5. E isto porque, desligados das massas, não conseguem ver com clareza os acontecimentos, oscilando entre uma lamentável posição de direita, de total passividade e completa capitulação (os que tudo esperam dos governantes), e outra, de esquerda, igualmente lamentável (e talvez mais perigosa ainda) em que a incapacidade de fazer qualquer coisa de útil pela unidade nacional é mascarada com ataques verbais ao regime e meros insultos aos homens de governo.

6. Uns e outros servem assim inconscientemente ao nazismo e não conseguem se livrar dos quintacolunistas e agentes do inimigo que evidentemente se infiltraram em suas fileiras e, além disso, os erros de direita provocam e determinam os de esquerda, e vice-versa, e daí, a atual divisão dos aliancistas honestos, a mutuamente se chamarem, uns aos outros, de intransigentes, de vendidos ao governo, de um lado, de quintacolunistas, de outro, integralistas e agentes do inimigo, de ambos, reciprocamente.

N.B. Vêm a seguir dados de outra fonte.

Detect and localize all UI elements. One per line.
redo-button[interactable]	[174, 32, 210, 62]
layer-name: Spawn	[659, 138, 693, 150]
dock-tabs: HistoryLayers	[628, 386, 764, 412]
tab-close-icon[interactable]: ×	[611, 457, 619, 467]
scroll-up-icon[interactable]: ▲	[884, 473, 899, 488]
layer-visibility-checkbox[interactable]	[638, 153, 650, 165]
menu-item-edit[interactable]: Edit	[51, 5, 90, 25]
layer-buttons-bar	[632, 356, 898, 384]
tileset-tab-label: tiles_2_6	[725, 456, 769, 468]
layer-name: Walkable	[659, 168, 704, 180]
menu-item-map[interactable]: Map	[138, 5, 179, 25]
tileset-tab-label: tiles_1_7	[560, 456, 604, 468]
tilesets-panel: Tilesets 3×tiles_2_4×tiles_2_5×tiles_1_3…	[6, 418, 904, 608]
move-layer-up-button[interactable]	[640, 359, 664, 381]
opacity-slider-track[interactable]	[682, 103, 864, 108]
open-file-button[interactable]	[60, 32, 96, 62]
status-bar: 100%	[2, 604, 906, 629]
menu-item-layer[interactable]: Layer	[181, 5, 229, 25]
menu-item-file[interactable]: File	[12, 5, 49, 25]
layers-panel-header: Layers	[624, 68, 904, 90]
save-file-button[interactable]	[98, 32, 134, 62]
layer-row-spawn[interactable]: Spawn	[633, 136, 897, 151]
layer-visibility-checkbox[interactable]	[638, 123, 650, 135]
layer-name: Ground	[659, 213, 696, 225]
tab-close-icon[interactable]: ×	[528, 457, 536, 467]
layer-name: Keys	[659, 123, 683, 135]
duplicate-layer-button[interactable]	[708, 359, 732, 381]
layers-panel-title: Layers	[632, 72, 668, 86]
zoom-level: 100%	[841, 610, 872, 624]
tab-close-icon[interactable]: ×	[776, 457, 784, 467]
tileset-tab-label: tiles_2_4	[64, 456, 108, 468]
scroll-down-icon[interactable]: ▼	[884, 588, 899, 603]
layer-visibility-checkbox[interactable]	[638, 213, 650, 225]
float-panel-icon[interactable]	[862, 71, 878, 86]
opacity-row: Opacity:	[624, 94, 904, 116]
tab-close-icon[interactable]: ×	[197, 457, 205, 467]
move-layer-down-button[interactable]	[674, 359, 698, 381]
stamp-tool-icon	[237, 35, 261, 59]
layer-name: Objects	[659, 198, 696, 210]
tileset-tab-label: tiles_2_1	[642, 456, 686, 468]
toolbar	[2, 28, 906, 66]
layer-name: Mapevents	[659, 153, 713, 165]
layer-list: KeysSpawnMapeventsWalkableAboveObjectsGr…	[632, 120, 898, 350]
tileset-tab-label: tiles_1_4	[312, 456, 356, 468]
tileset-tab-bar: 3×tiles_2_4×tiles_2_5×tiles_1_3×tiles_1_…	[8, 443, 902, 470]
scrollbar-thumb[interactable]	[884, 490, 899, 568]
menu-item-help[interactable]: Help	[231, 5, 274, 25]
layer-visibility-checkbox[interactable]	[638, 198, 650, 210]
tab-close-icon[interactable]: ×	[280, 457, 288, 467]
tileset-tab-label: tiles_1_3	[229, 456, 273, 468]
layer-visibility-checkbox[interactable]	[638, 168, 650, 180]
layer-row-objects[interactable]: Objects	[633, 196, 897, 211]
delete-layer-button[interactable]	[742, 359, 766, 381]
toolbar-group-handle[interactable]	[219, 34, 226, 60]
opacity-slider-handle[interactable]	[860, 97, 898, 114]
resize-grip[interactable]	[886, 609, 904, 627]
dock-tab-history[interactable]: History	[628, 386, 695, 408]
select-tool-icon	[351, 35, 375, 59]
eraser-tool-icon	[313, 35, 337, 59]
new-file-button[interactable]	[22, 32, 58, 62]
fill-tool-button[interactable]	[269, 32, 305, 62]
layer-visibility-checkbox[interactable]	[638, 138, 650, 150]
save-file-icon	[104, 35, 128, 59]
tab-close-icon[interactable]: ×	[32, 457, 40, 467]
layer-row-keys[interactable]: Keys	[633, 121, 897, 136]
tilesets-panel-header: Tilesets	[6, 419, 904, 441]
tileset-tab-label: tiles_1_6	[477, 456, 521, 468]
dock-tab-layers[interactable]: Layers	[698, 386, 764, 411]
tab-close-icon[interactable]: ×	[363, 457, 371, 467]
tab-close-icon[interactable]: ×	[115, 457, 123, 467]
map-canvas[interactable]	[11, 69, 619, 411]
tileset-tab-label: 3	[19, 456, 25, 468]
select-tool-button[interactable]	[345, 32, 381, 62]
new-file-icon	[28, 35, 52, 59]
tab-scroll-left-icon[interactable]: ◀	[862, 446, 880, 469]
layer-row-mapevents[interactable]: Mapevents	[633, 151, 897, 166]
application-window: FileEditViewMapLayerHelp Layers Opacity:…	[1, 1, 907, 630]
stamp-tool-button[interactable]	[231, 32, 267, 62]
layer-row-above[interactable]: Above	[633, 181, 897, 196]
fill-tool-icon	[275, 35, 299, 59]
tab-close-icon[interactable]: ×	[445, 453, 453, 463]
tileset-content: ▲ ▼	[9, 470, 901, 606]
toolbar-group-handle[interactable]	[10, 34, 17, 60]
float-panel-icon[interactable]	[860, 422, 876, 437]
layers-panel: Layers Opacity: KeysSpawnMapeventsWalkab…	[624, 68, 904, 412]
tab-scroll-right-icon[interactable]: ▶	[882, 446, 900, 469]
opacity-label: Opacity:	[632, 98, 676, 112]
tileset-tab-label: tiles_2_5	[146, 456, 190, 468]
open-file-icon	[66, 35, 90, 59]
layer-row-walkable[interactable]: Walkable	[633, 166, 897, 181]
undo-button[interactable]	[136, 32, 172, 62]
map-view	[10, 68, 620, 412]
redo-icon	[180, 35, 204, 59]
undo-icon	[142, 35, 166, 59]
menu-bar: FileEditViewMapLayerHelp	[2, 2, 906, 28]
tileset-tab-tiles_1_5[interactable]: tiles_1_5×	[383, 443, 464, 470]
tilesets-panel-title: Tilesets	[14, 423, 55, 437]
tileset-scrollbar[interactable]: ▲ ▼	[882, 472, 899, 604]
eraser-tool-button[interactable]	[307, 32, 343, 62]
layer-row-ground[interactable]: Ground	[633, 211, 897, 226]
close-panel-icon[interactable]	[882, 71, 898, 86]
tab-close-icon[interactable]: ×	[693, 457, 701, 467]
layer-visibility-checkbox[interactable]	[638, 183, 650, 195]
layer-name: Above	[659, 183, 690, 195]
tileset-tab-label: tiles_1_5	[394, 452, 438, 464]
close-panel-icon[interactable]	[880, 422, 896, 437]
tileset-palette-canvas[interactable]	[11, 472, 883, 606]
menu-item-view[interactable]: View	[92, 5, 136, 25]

7. É necessário e urgente, por isso, fazer um exame cuidadoso da situação que atravessamos e um rigoroso trabalho de crítica e auto-crítica, que nos leve à linha política justa isenta dos graves erros de direita e de esquerda que tornaram até agora impraticável a ação unida dos aliancistas. Evidentemente, não se trata de chegar a um simples acordo formal, de descobrir um meio termo de cambalacho entre as facções que se defrontam, mas de saber traçar a linha justa, saber combater sem vacilações nas duas frentes, contra o oportunismo da direita e o sectarismo de esquerda.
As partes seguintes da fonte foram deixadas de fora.